E così, dopo le esecuzioni di massa, dopo il martirio del suo direttore archeologico, ecco materializzarsi davanti a noi l’incubo finale: la distruzione dell’immenso patrimonio storico e culturale di Palmira.

Un’eredità che ci appartiene non solo per il dominio e le imponenti strutture edificate in epoca romana, ma che ci riguarda anche sotto il profilo spirituale. Signore del cielo e della folgore, sovrano degli dèi, a capo di una triade di divinità, con l’Aquila come animale totemico, BaalShamin, il cui tempio del II sec. d.C. è stato distrutto dagli uomini del Califfato, ha più di un attributo in comune con il Giove romano e in generale con gli déi sovrani dei popoli indoeuropei. Signori della folgore come il vedico Indra o il norreno Thor e soprattutto il greco Zeus.

Ma le affinità riguardano anche divinità come Urano e Saturno.

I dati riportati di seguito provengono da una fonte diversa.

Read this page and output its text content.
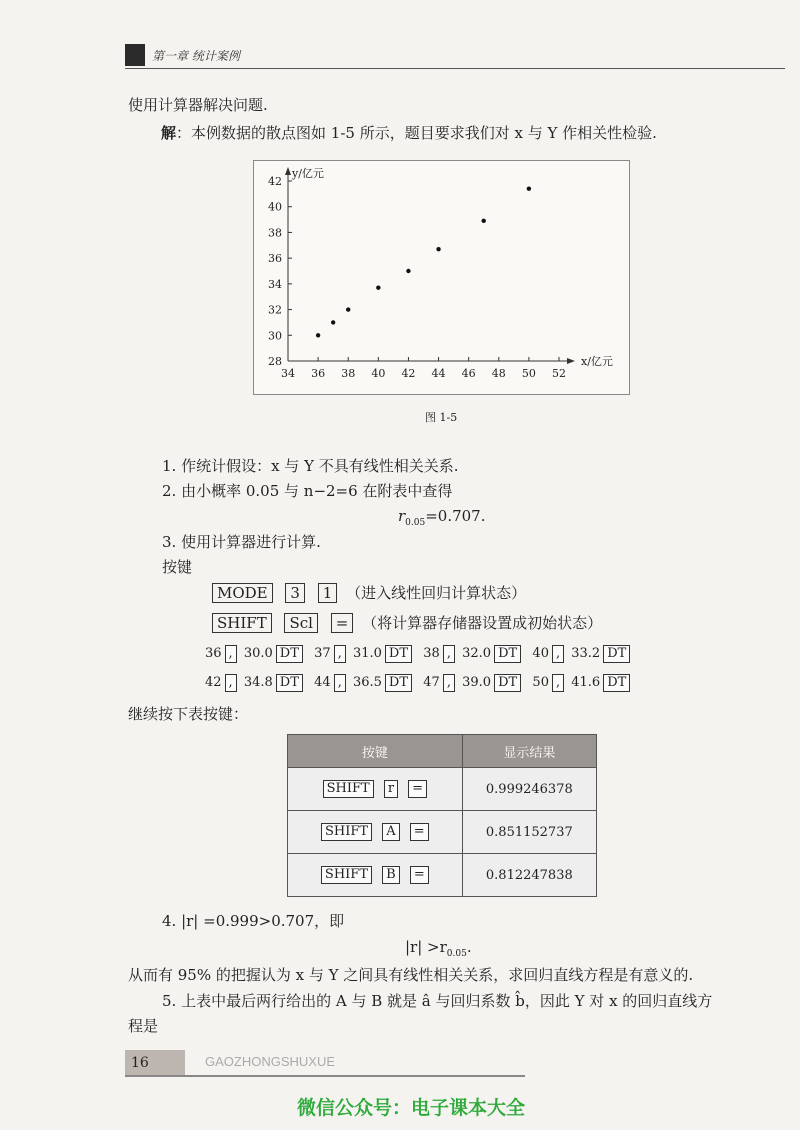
第一章 统计案例
使用计算器解决问题.
解：本例数据的散点图如 1-5 所示，题目要求我们对 x 与 Y 作相关性检验.
34 36 38 40 42 44 46 48 50 52
28
30
32
34
36
38
40
42
x/亿元
y/亿元
图 1-5
1. 作统计假设：x 与 Y 不具有线性相关关系.
2. 由小概率 0.05 与 n−2=6 在附表中查得
$r_{0.05}=0.707$.
3. 使用计算器进行计算.
按键
MODE 3 1 （进入线性回归计算状态）
SHIFT Scl = （将计算器存储器设置成初始状态）
36 , 30.0 DT 37 , 31.0 DT 38 , 32.0 DT 40 , 33.2 DT
42 , 34.8 DT 44 , 36.5 DT 47 , 39.0 DT 50 , 41.6 DT
继续按下表按键：
按键	显示结果
SHIFT r =	0.999246378
SHIFT A =	0.851152737
SHIFT B =	0.812247838
4. |r| =0.999>0.707，即
$|r| >r_{0.05}$.
从而有 95% 的把握认为 x 与 Y 之间具有线性相关关系，求回归直线方程是有意义的.
5. 上表中最后两行给出的 A 与 B 就是 â 与回归系数 b̂，因此 Y 对 x 的回归直线方
程是
16	GAOZHONGSHUXUE
微信公众号：电子课本大全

Nella mitologia fenicia viene infatti invece riportato che BaalShamin, dio del cielo, fosse stato evirato da suo figlio BaalHadad, il quale a sua volta avrebbe poi dovuto fronteggiare l’opposizione del dio del tuono. Le analogie con il mito ellenico di Urano, Crono e la conseguente nascita di Zeus sono evidenti.

Ma più che ai greci, BaalShamin deve forse molte delle sue caratteristiche alla mitologia di un altro popolo indoeuropeo, quello degli hurriti. La storia narrata è sempre la stessa: Teshub, dio principale degli hurriti, fu concepito quando il dio Kumarbi morse e inghiottì i genitali di suo padre Anu. Gli hurriti provenivano probabilmente dall’Iran e tra il 1600 a.C. e il 1300 a.C. crearono il regno di Mitanni, che si estendeva su buona parte della Siria, compreso il territorio di Ugarit (da dove sembra provenire il culto di BaalShamin) e quello dell’attuale Palmira.

Discendenti con buona probabilità di quegli stessi indoari che conquistarono l’India e l’Iran e le cui gesta sono narrate nei Veda e nell’Avesta, gli hurriti veneravano Mitra, Varuna, Indra i Nasatya e altre divinità vediche. Lo testimonia un trattato stipulato tra il regno di Mitanni e gli Ittiti del 1300 a.C, in cui queste divinità vediche vengono invocate.

Gli stessi ittiti che scalzeranno il regno di Mitanni e che regneranno a lungo sul territorio siriano erano di origine indoeuropea e il loro dio principale, Tarhun, era rappresentato con una folgore, un’ascia bipenne, su un carro da guerra e il suo animale totemico era il toro (animale legato ad altre divinità indoeuropee come Zeus e Marte). In un ulteriore trattato stipulato intorno al 1300 A.c tra il sovrano ittita Suppiluliumas I e il re di Ugarit Niqmaddu II, per la prima volta viene citato BaalShamin in un testo scritto.

Tutte testimonianze che al di là delle frettolose e limitanti assimilazioni tra BaalShamin e Mercurio riportate da alcuni organi stampa, dimostrano come il legame tra la nostra cultura più ancestrale e i numi tutelari di Palmira siano evidenti. Al contrario le interpretazioni che vogliono Baal e BaalShamin come divinità collegate ad alcuni monoteismi sorti nel vicino oriente sembrano piuttosto erronee, visto che per l’ebraismo Baal è da considerare come un “falso idolo” e la stessa etimologia del Belzebù associato dai cristiani al demonio ha origine proprio da Baal e BaalShamin. Insomma l’Isis non sembra voler colpire solo la nostra storia e la nostra cultura, ma anche il nostro retaggio più ancestrale.